Yaşananlara şöyle bir baktığımızda bu ülkede artık ne aklın, ne de üzerinde mutabık olunan herhangi bir değer ölçüsünün kalmadığını içimiz yanarak görebiliyoruz. Şayet birileri dış politikadan ekonomiye, iç politikadan yargıya kadar her nereye baksalar kesif bir akıl tutulmasından kaba izleri hala göremiyorsa, bu kişilerin ilk önce kendilerinin ciddi bir akıl tutulmasına maruz kalmış olduklarından şüphe duyabilirsiniz. 
Gerilim, kutuplaştırma, parçalama, çatıştırma gibi yöntemlerle bütün iktidar gücünü ve araçlarını tek bir kişinin elinde toplamak amacıyla girişilen şeytani siyaset, arzulanan sonuçları üretmekte ne yazık ki hep işe yaradı. Bu açıdan bakılırsa ortada inkar edilmesi güç bir başarı söz konusu. Doğruya doğru, kişiliğinde ve söylemlerinde müşahhaslaşan bu yıkıcı ve parçalayıcı siyaset paradoksal bir şekilde Erdoğan’ın arzu ettiği siyasi güç temerküzünü fazlasıyla temin etti. Ama pirus zaferi niteliğindeki bu başarının hem ülkeye, hem de bölgeye bedeli çok ağır oldu. Geride bir arada tutulması neredeyse imkansız olan ve tamiri nesiller gerektirecek bir sosyo-politik enkaz bıraktı. İçinde bulunduğu bölgede yaşanan krizlerin ve çatışmaların çözümünde Türkiye’nin hep gurur duyduğu yapıcı rol ise sadece geçmişten tatlı bir hatıra olarak kaldı.

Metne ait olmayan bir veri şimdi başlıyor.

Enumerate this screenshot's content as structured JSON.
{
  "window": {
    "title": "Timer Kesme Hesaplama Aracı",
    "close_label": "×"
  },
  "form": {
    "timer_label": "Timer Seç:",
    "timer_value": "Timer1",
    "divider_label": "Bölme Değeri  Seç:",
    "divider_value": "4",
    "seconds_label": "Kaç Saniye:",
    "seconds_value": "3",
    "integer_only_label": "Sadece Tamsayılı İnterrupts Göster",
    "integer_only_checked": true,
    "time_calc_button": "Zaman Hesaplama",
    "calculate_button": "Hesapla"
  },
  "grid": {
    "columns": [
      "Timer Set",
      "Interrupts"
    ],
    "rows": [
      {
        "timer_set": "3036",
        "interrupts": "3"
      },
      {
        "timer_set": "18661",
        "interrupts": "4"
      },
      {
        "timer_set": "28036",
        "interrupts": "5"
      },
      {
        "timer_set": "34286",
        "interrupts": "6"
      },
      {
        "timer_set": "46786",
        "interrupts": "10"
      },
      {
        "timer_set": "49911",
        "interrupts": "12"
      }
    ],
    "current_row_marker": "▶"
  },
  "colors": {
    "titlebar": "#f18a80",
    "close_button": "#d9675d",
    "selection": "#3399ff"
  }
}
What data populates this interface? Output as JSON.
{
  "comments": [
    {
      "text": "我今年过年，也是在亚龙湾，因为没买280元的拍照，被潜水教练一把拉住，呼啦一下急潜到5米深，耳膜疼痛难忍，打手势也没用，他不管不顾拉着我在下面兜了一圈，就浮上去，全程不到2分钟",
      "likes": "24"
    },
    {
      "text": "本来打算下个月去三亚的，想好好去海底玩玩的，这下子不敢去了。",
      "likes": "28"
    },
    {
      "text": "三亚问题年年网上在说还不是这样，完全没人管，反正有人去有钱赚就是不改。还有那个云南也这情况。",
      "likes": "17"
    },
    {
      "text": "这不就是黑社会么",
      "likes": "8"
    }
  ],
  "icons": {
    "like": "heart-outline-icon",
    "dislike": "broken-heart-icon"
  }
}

Öyle ki, çok boyutlu eleştirel düşüncenin ve çok ince hesaplara dayalı stratejik aklın en etkin olması gereken dış politikamız son birkaç yıldır tam bir tutarsızlıklar manzumesi haline geldi. Kişisel ihtiraslarla gündelik şekillendiğinden bir hayali dünyadaymış gibi gerçeklikten kopuk bir izlenim veren dış siyasetimiz yüzünden ülkemiz, birbirine karşı değerler ve çıkarlar ekseninde şekillenen rakip eksenler arasında kimliğini ve aidiyet duygusunu yitirmiş cehennemi bir uçurumun kenarına gelip dayandı.

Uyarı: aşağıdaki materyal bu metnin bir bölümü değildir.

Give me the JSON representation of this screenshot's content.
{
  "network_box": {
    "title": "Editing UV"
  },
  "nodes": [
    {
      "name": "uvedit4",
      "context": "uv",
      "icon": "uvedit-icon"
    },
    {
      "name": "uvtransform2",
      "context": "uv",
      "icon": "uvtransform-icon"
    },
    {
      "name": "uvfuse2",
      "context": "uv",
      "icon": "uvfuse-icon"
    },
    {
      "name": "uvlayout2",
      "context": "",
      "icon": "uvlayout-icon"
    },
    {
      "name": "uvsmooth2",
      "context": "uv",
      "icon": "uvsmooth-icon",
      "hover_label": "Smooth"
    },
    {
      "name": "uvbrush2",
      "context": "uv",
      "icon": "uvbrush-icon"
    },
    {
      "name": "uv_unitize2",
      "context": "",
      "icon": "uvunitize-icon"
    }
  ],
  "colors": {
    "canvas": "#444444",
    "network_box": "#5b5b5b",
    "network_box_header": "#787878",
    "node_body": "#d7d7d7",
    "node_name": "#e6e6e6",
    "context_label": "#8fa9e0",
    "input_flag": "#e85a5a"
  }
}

Özellikle son 5 yılda izlenen dış politikaya baktığımızda Türkiye’yi yöneten bir aklın sahiden var olup olmadığından şüphe etmemek için tüm akli melekelerimizi zayi etmiş olmamız şart sanırım. Hakikaten de Erdoğan-Davutoğlu ikilisinin yönetiminde izlenen dış politikamız esas alındığında ne olduğu, kim olduğu, nereye ait olduğu anlaşılamayan, kimliği belirsiz bir Türkiye ile karşı karşıya kalırız. Şayet ikilinin ta en başından itibaren amaçladığı böyle bir Türkiye’ye varmak idiyse, hakikaten kendilerini tebrik etmek gerekiyor. Bugün Türkiye’yi nerede durduğu ve ne yaptığı tam belli olmayan, daha kötüsü yarın nerede duracağı ve ne yapacağı kestirilemeyen kimliksiz, ilkesiz, kaidesiz, aidiyetsiz ve öngörülemez bir ülke haline getirmeyi başardılar.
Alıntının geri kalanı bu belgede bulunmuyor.